Bibliography
Title: The Auschwitz Album: A Book Based Upon an Album Discoverd by a Concentration Camp Survivor, Lili Meier
Primary Author: Peter Hellman
Other Author(s):
Editor(s):
Published: 1981, Random House, New York
Copyright: Peter Hellman, Lili Meier, Beate Klarsfeld
Type of Publication: book
Name of Publication:
Volume & Issue:
Edition:
No. of Pages: 167
Language: English
Original Language:
Translator(s):
ISBN: 0-394-51932-9
Abstract: What are the odds that a girl deported from Bilke to Auschwitz-Birkenau would be liberated at Dora concentration camp, and she would find in an SS barracks where she had been sleeping the only photographs known to exist of a selection at Birkenau, and the photographs would be of people she know from her home town of Bilke, indeed the very transport that took her and her family to Auschwitz? Of her mother and father and 5 brothers she was the only one to survive.

The Nazis forbid photographs of the killing process. Yet, it seems there was at least one exception.

In these 188 photographs we Jews stumble out of the cattle cars, dazed from the long journey, unto the newly constructed Birkenau train siding. The seem predominantly old men and women with children. They have an aspect of being disoriented and fearful, although occasionally there is a smiling face as one friend greets another.

However, the great majority look fearful, sad and apprehensive. And well might they be because statistically 50 to 90 percent of them have just hours to live.

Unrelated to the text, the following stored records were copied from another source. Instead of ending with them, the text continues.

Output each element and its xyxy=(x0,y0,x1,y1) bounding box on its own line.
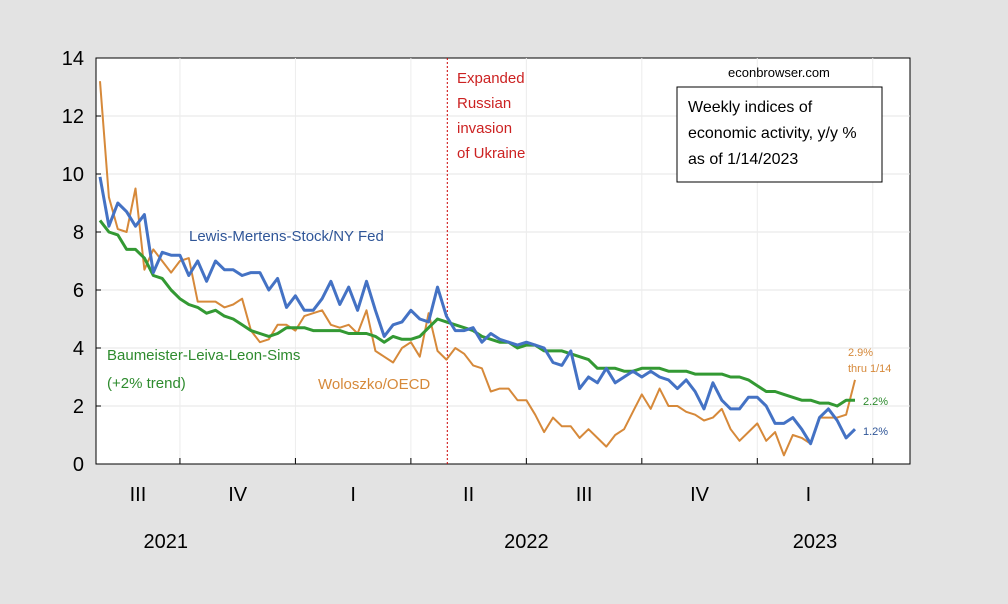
title-line3: as of 1/14/2023 xyxy=(688,151,798,168)
y-tick-label: 12 xyxy=(62,106,84,128)
credit-label: econbrowser.com xyxy=(728,65,830,80)
event-marker: Expanded Russian invasion of Ukraine xyxy=(446,58,525,464)
end-label-nyfed: 1.2% xyxy=(863,426,888,438)
year-label: 2023 xyxy=(793,531,838,553)
y-tick-label: 4 xyxy=(73,338,84,360)
event-label-line2: Russian xyxy=(457,95,511,112)
y-tick-label: 8 xyxy=(73,222,84,244)
event-label-line1: Expanded xyxy=(457,70,525,87)
series-label-oecd: Woloszko/OECD xyxy=(318,376,430,393)
title-line1: Weekly indices of xyxy=(688,99,813,116)
x-tick-label: IV xyxy=(228,484,248,506)
end-label-bls: 2.2% xyxy=(863,396,888,408)
y-tick-label: 0 xyxy=(73,454,84,476)
y-tick-label: 6 xyxy=(73,280,84,302)
x-tick-label: I xyxy=(350,484,356,506)
event-label-line4: of Ukraine xyxy=(457,145,525,162)
year-label: 2022 xyxy=(504,531,549,553)
series-label-bls: Baumeister-Leiva-Leon-Sims xyxy=(107,347,300,364)
title-box xyxy=(676,86,883,183)
title-line2: economic activity, y/y % xyxy=(688,125,857,142)
y-tick-label: 14 xyxy=(62,48,84,70)
series-line-nyfed xyxy=(98,176,857,446)
series-lines xyxy=(98,81,857,457)
y-tick-label: 10 xyxy=(62,164,84,186)
series-line-oecd xyxy=(99,81,856,457)
end-label-oecd-date: thru 1/14 xyxy=(848,363,891,375)
event-label-line3: invasion xyxy=(457,120,512,137)
series-label-bls-sub: (+2% trend) xyxy=(107,375,186,392)
year-label: 2021 xyxy=(143,531,188,553)
x-tick-label: III xyxy=(576,484,593,506)
y-tick-label: 2 xyxy=(73,396,84,418)
end-label-oecd: 2.9% xyxy=(848,347,873,359)
y-axis: 0 2 4 6 8 10 12 14 xyxy=(62,48,84,476)
x-tick-label: IV xyxy=(690,484,710,506)
x-tick-label: II xyxy=(463,484,474,506)
series-label-nyfed: Lewis-Mertens-Stock/NY Fed xyxy=(189,228,384,245)
x-tick-label: III xyxy=(130,484,147,506)
x-tick-label: I xyxy=(806,484,812,506)
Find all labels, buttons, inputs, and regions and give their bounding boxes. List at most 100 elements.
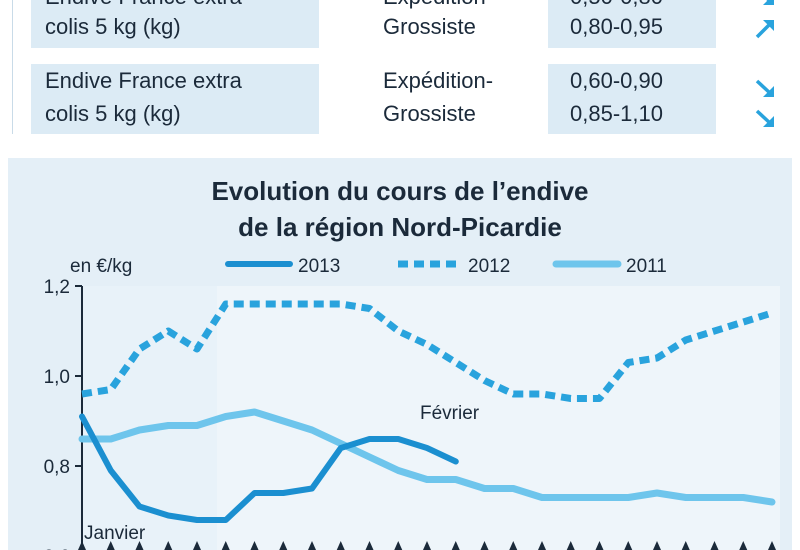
data-point-2013 bbox=[224, 519, 227, 522]
chart-title-line-2: de la région Nord-Picardie bbox=[238, 212, 562, 242]
price-table: Endive France extra colis 5 kg (kg) Expé… bbox=[12, 0, 800, 134]
series-layer bbox=[78, 300, 776, 523]
x-tick-mark bbox=[739, 541, 748, 550]
legend-label-2013: 2013 bbox=[298, 256, 340, 277]
x-tick-mark bbox=[566, 541, 575, 550]
x-tick-mark bbox=[653, 541, 661, 550]
data-point-2013 bbox=[339, 447, 342, 450]
x-tick-mark bbox=[423, 541, 431, 550]
product-packaging: colis 5 kg (kg) bbox=[45, 14, 181, 39]
y-tick-label: 0,6 bbox=[44, 547, 70, 550]
annotation-label: Janvier bbox=[84, 523, 146, 544]
price-shipping: 0,50-0,80 bbox=[570, 0, 663, 13]
data-point-2012 bbox=[713, 330, 716, 333]
data-point-2013 bbox=[397, 438, 400, 441]
x-tick-mark bbox=[164, 541, 173, 550]
data-point-2012 bbox=[771, 312, 774, 315]
y-tick-label: 1,2 bbox=[44, 277, 70, 298]
x-tick-mark bbox=[250, 541, 259, 550]
data-point-2011 bbox=[656, 492, 659, 495]
data-point-2013 bbox=[109, 469, 112, 472]
data-point-2012 bbox=[109, 388, 112, 391]
data-point-2013 bbox=[311, 487, 314, 490]
x-tick-mark bbox=[538, 541, 546, 550]
x-tick-mark bbox=[681, 541, 690, 550]
data-point-2012 bbox=[253, 303, 256, 306]
data-point-2011 bbox=[167, 424, 170, 427]
x-tick-mark bbox=[624, 541, 633, 550]
table-row: Endive France extra colis 5 kg (kg) Expé… bbox=[31, 0, 800, 48]
data-point-2013 bbox=[426, 447, 429, 450]
data-point-2011 bbox=[742, 496, 745, 499]
series-line-2013 bbox=[79, 413, 459, 523]
data-point-2011 bbox=[713, 496, 716, 499]
data-point-2012 bbox=[656, 357, 659, 360]
data-point-2011 bbox=[627, 496, 630, 499]
data-point-2012 bbox=[311, 303, 314, 306]
data-point-2011 bbox=[454, 478, 457, 481]
x-tick-mark bbox=[595, 541, 604, 550]
data-point-2013 bbox=[138, 505, 141, 508]
trend-down-icon bbox=[755, 79, 774, 97]
data-point-2011 bbox=[397, 469, 400, 472]
data-point-2011 bbox=[771, 501, 774, 504]
plot-area-band bbox=[82, 286, 217, 550]
y-tick-label: 0,8 bbox=[44, 457, 70, 478]
x-tick-mark bbox=[710, 541, 719, 550]
x-tick-mark bbox=[365, 541, 374, 550]
price-wholesale: 0,85-1,10 bbox=[570, 101, 663, 126]
table-row: Endive France extra colis 5 kg (kg) Expé… bbox=[31, 64, 800, 134]
data-point-2011 bbox=[224, 415, 227, 418]
stage-shipping: Expédition- bbox=[383, 0, 493, 13]
product-name: Endive France extra bbox=[45, 0, 242, 13]
data-point-2012 bbox=[569, 397, 572, 400]
data-point-2012 bbox=[426, 343, 429, 346]
data-point-2011 bbox=[311, 429, 314, 432]
trend-up-icon bbox=[755, 20, 774, 39]
data-point-2012 bbox=[368, 307, 371, 310]
data-point-2013 bbox=[368, 438, 371, 441]
data-point-2011 bbox=[541, 496, 544, 499]
data-point-2012 bbox=[512, 393, 515, 396]
chart-title-line-1: Evolution du cours de l’endive bbox=[211, 176, 588, 206]
x-tick-mark bbox=[394, 541, 403, 550]
data-point-2012 bbox=[167, 330, 170, 333]
data-point-2011 bbox=[512, 487, 515, 490]
x-tick-mark bbox=[78, 541, 86, 550]
data-point-2011 bbox=[282, 420, 285, 423]
data-point-2012 bbox=[339, 303, 342, 306]
data-point-2013 bbox=[196, 519, 199, 522]
chart-panel: Evolution du cours de l’endive de la rég… bbox=[8, 158, 792, 550]
data-point-2011 bbox=[339, 442, 342, 445]
trend-down-icon bbox=[755, 109, 774, 127]
stage-wholesale: Grossiste bbox=[383, 14, 476, 39]
product-name: Endive France extra bbox=[45, 68, 242, 93]
data-point-2012 bbox=[397, 330, 400, 333]
annotation-label: Février bbox=[420, 403, 480, 424]
data-point-2012 bbox=[742, 321, 745, 324]
data-point-2012 bbox=[684, 339, 687, 342]
x-tick-mark bbox=[135, 541, 144, 550]
x-tick-mark bbox=[193, 541, 201, 550]
data-point-2013 bbox=[253, 492, 256, 495]
data-point-2011 bbox=[426, 478, 429, 481]
trend-down-icon bbox=[763, 0, 774, 5]
price-cell: 0,50-0,80 0,80-0,95 bbox=[548, 0, 716, 48]
x-tick-mark bbox=[336, 541, 345, 550]
data-point-2012 bbox=[224, 303, 227, 306]
x-tick-mark bbox=[768, 541, 776, 550]
data-point-2012 bbox=[483, 379, 486, 382]
data-point-2011 bbox=[81, 438, 84, 441]
legend-label-2011: 2011 bbox=[626, 256, 667, 277]
y-tick-label: 1,0 bbox=[44, 367, 70, 388]
series-line-2012 bbox=[81, 300, 774, 402]
price-evolution-chart: Evolution du cours de l’endive de la rég… bbox=[44, 176, 780, 550]
data-point-2011 bbox=[569, 496, 572, 499]
data-point-2011 bbox=[196, 424, 199, 427]
data-point-2012 bbox=[541, 393, 544, 396]
data-point-2012 bbox=[282, 303, 285, 306]
data-point-2011 bbox=[138, 429, 141, 432]
x-tick-mark bbox=[106, 541, 115, 550]
x-tick-mark bbox=[279, 541, 288, 550]
x-tick-mark bbox=[509, 541, 518, 550]
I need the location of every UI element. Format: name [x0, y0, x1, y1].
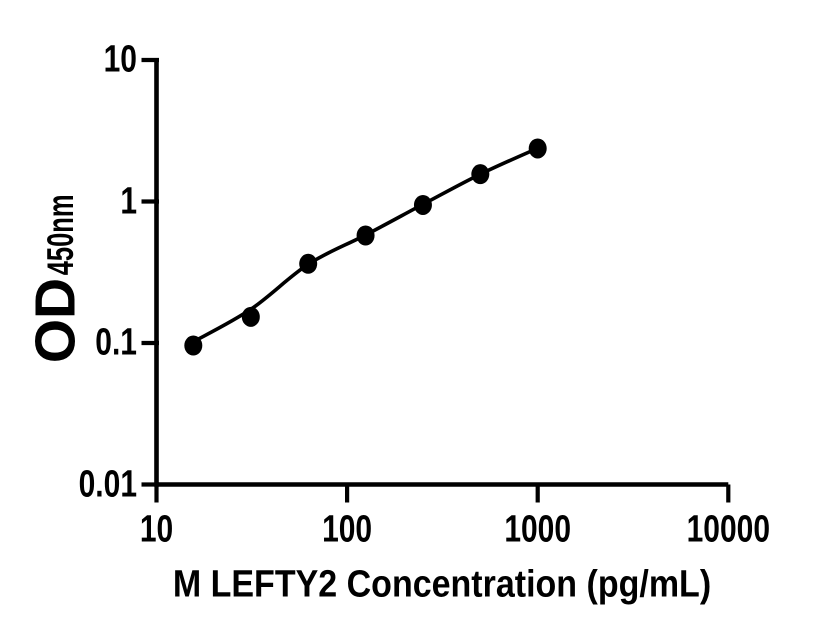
x-tick-label-1000: 1000 — [504, 507, 572, 550]
data-point-62.5 — [299, 253, 318, 274]
y-tick-label-10: 10 — [103, 38, 137, 81]
data-point-31.25 — [241, 306, 260, 327]
data-point-500 — [471, 164, 490, 185]
x-tick-label-10000: 10000 — [686, 507, 771, 550]
data-point-15.6 — [184, 335, 203, 356]
y-axis-title-subscript: 450nm — [40, 194, 82, 276]
data-point-1000 — [528, 138, 547, 159]
y-tick-label-1: 1 — [120, 179, 137, 222]
x-tick-label-100: 100 — [322, 507, 373, 550]
x-axis-title: M LEFTY2 Concentration (pg/mL) — [172, 562, 712, 606]
y-tick-label-0.1: 0.1 — [95, 321, 137, 364]
y-axis-title-main: OD — [23, 277, 88, 364]
axes-frame — [154, 60, 729, 487]
data-point-125 — [356, 225, 375, 246]
x-tick-label-10: 10 — [139, 507, 174, 550]
data-point-250 — [413, 194, 432, 215]
y-axis-title: OD 450nm — [23, 181, 88, 364]
y-tick-label-0.01: 0.01 — [78, 462, 137, 505]
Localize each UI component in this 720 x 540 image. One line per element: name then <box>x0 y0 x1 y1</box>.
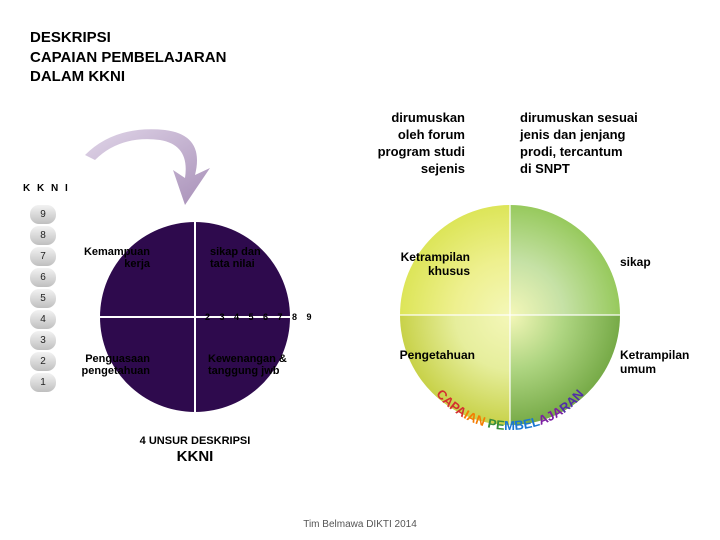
description-left: dirumuskan oleh forum program studi seje… <box>378 110 465 178</box>
ladder-rung: 5 <box>30 289 56 308</box>
gy-quadrant <box>510 315 620 425</box>
title-l3: DALAM KKNI <box>30 67 226 87</box>
footer-text: Tim Belmawa DIKTI 2014 <box>0 519 720 530</box>
ladder-rung: 4 <box>30 310 56 329</box>
gy-label-bl: Pengetahuan <box>385 348 475 362</box>
kkni-label: K K N I <box>23 183 70 194</box>
quad-label-br: Kewenangan & tanggung jwb <box>208 353 298 377</box>
gy-label-tl: Ketrampilankhusus <box>375 250 470 279</box>
gy-circle <box>400 205 620 425</box>
title-l1: DESKRIPSI <box>30 28 226 48</box>
kkni-ladder: 9 8 7 6 5 4 3 2 1 <box>30 205 56 392</box>
quad-label-bl: Penguasaan pengetahuan <box>60 353 150 377</box>
gy-quadrant <box>400 315 510 425</box>
gy-label-tr: sikap <box>620 255 651 269</box>
quad-label-tr: sikap dan tata nilai <box>210 246 300 270</box>
ladder-rung: 1 <box>30 373 56 392</box>
title-l2: CAPAIAN PEMBELAJARAN <box>30 48 226 68</box>
ladder-rung: 6 <box>30 268 56 287</box>
ladder-rung: 9 <box>30 205 56 224</box>
purple-caption: 4 UNSUR DESKRIPSI <box>115 435 275 447</box>
ladder-rung: 3 <box>30 331 56 350</box>
page-title: DESKRIPSI CAPAIAN PEMBELAJARAN DALAM KKN… <box>30 28 226 87</box>
ladder-rung: 2 <box>30 352 56 371</box>
ladder-rung: 8 <box>30 226 56 245</box>
ladder-rung: 7 <box>30 247 56 266</box>
green-yellow-diagram <box>400 205 620 425</box>
purple-caption-kkni: KKNI <box>115 448 275 465</box>
gy-label-br: Ketrampilanumum <box>620 348 689 377</box>
description-right: dirumuskan sesuai jenis dan jenjang prod… <box>520 110 638 178</box>
quad-label-tl: Kemampuan kerja <box>60 246 150 270</box>
gy-quadrant <box>510 205 620 315</box>
ring-numbers: 2 3 4 5 6 7 8 9 <box>195 312 315 322</box>
curved-arrow-icon <box>75 120 220 210</box>
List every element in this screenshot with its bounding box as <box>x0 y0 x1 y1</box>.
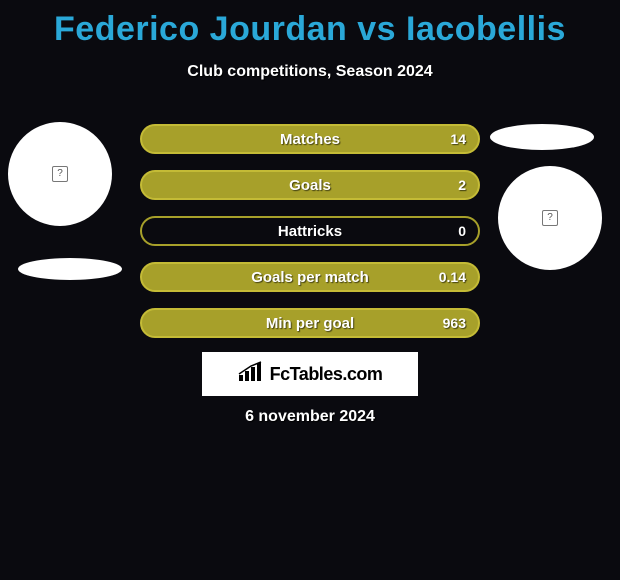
stat-value-right: 0 <box>458 223 466 239</box>
player-left-shadow <box>18 258 122 280</box>
subtitle: Club competitions, Season 2024 <box>0 63 620 81</box>
stats-container: Matches 14 Goals 2 Hattricks 0 Goals per… <box>140 124 480 354</box>
player-right-avatar: ? <box>498 166 602 270</box>
player-left-avatar: ? <box>8 122 112 226</box>
stat-label: Matches <box>142 131 478 148</box>
fctables-logo: FcTables.com <box>202 352 418 396</box>
player-right: ? <box>498 166 602 270</box>
stat-label: Goals per match <box>142 269 478 286</box>
date-label: 6 november 2024 <box>0 408 620 426</box>
image-placeholder-icon: ? <box>52 166 68 182</box>
stat-row-goals-per-match: Goals per match 0.14 <box>140 262 480 292</box>
stat-value-right: 14 <box>450 131 466 147</box>
bar-chart-icon <box>238 361 264 388</box>
stat-label: Hattricks <box>142 223 478 240</box>
stat-label: Min per goal <box>142 315 478 332</box>
image-placeholder-icon: ? <box>542 210 558 226</box>
stat-row-hattricks: Hattricks 0 <box>140 216 480 246</box>
logo-text: FcTables.com <box>270 364 383 385</box>
stat-value-right: 2 <box>458 177 466 193</box>
player-left: ? <box>8 122 112 226</box>
stat-value-right: 963 <box>443 315 466 331</box>
page-title: Federico Jourdan vs Iacobellis <box>0 0 620 49</box>
stat-row-goals: Goals 2 <box>140 170 480 200</box>
stat-value-right: 0.14 <box>439 269 466 285</box>
player-right-shadow <box>490 124 594 150</box>
stat-row-matches: Matches 14 <box>140 124 480 154</box>
stat-row-min-per-goal: Min per goal 963 <box>140 308 480 338</box>
stat-label: Goals <box>142 177 478 194</box>
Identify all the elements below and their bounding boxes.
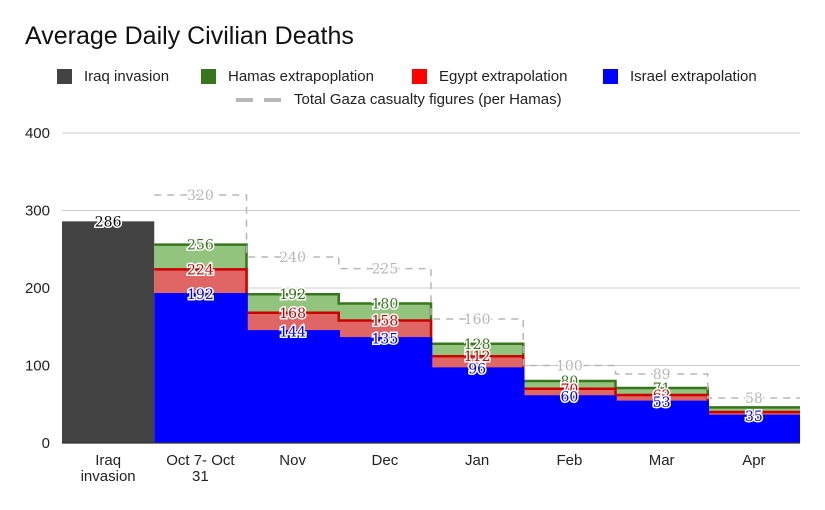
legend-swatch-iraq	[57, 69, 72, 84]
data-label-s2-5: 70	[560, 382, 578, 398]
data-label-s1-1: 256	[187, 238, 214, 254]
x-tick-label-0-line2: invasion	[81, 468, 136, 485]
data-label-s0-0: 286	[95, 214, 122, 230]
data-label-s4-2: 240	[279, 250, 306, 266]
data-label-s3-6: 53	[653, 395, 671, 411]
x-tick-label-3: Dec	[372, 452, 399, 469]
data-label-s4-6: 89	[653, 367, 671, 383]
legend: Iraq invasion Hamas extrapoplation Egypt…	[0, 0, 825, 120]
data-label-s1-4: 128	[464, 337, 491, 353]
line-total-gaza	[154, 194, 800, 399]
data-label-s3-2: 144	[279, 324, 306, 340]
data-label-s1-2: 192	[279, 287, 306, 303]
legend-swatch-hamas	[201, 69, 216, 84]
x-tick-label-2: Nov	[279, 452, 306, 469]
x-tick-label-5: Feb	[556, 452, 582, 469]
x-tick-label-1: Oct 7- Oct	[166, 452, 235, 469]
line-hamas	[154, 243, 800, 409]
legend-label-hamas: Hamas extrapoplation	[228, 68, 374, 85]
bar-iraq-0	[62, 221, 155, 443]
x-tick-label-1-line2: 31	[192, 468, 209, 485]
x-tick-label-4: Jan	[465, 452, 489, 469]
legend-item-iraq: Iraq invasion	[57, 68, 169, 85]
data-label-s4-5: 100	[556, 359, 583, 375]
data-label-s2-3: 158	[372, 314, 399, 330]
data-label-s2-1: 224	[187, 262, 214, 278]
data-label-s1-3: 180	[372, 297, 399, 313]
line-egypt	[154, 268, 800, 414]
legend-item-egypt: Egypt extrapolation	[412, 68, 567, 85]
data-label-s4-1: 320	[187, 188, 214, 204]
y-tick-label-200: 200	[25, 280, 50, 297]
y-tick-label-0: 0	[42, 435, 50, 452]
y-tick-label-100: 100	[25, 358, 50, 375]
chart-title: Average Daily Civilian Deaths	[25, 22, 354, 50]
data-label-s4-7: 58	[745, 391, 763, 407]
data-label-s2-6: 62	[653, 388, 671, 404]
legend-dash-total	[236, 97, 282, 102]
data-label-s2-2: 168	[279, 306, 306, 322]
data-label-s3-5: 60	[560, 390, 578, 406]
data-label-s3-7: 35	[745, 409, 763, 425]
data-label-s4-3: 225	[372, 262, 399, 278]
line-israel	[154, 292, 800, 418]
x-tick-label-7: Apr	[742, 452, 765, 469]
data-label-s1-5: 80	[560, 374, 578, 390]
legend-swatch-egypt	[412, 69, 427, 84]
legend-item-israel: Israel extrapolation	[603, 68, 757, 85]
y-tick-label-400: 400	[25, 125, 50, 142]
legend-swatch-israel	[603, 69, 618, 84]
data-label-s3-3: 135	[372, 331, 399, 347]
data-label-s3-1: 192	[187, 287, 214, 303]
legend-label-israel: Israel extrapolation	[630, 68, 757, 85]
legend-item-total: Total Gaza casualty figures (per Hamas)	[236, 91, 562, 108]
legend-item-hamas: Hamas extrapoplation	[201, 68, 374, 85]
data-label-s2-4: 112	[464, 349, 491, 365]
legend-label-iraq: Iraq invasion	[84, 68, 170, 85]
legend-label-egypt: Egypt extrapolation	[439, 68, 568, 85]
x-tick-label-6: Mar	[649, 452, 675, 469]
legend-label-total: Total Gaza casualty figures (per Hamas)	[294, 91, 562, 108]
x-tick-label-0: Iraq	[95, 452, 121, 469]
data-label-s4-4: 160	[464, 312, 491, 328]
y-tick-label-300: 300	[25, 203, 50, 220]
data-label-s1-6: 71	[653, 381, 671, 397]
data-label-s3-4: 96	[468, 362, 486, 378]
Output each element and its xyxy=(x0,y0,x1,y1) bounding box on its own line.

In the background of some photographs the killing facilities can be seen--the aboveground crematoria and the fence which shields the open burning pits from prying eyes. Yet, it is clear that these facilities arise no special attention from the crowd.

The milling Jews are unaware of the extent of the danger they are in. Even while lounging in the sparse birch forest outside the gas chambers (the birch trees which gave Birkenau its name) waiting for a place within the people look merely apprehensive and uncomfortable. They show no knowledge of their fate.

Except in one photograph there is a distraught old woman. She stands with the killing facility just behind her. She is being bodily led by 3 men, and 4 SS are closing in in the distance. Perhaps, the men thought she endangered not only herself but the others as well. Probably, the SS will take her aside and finish her out of sight of the others with a single bullet in the back of the neck.

The SS promised the thirsty travellers a drink after the showers. They are kept thirsty on purpose, it is part of the psychological manipulation.

Above all there are the beautiful children. Often they look directly into the lens. Well groomed or barefoot they have no chance of surviving. There is no mercy in the kingdom of Auschwitz.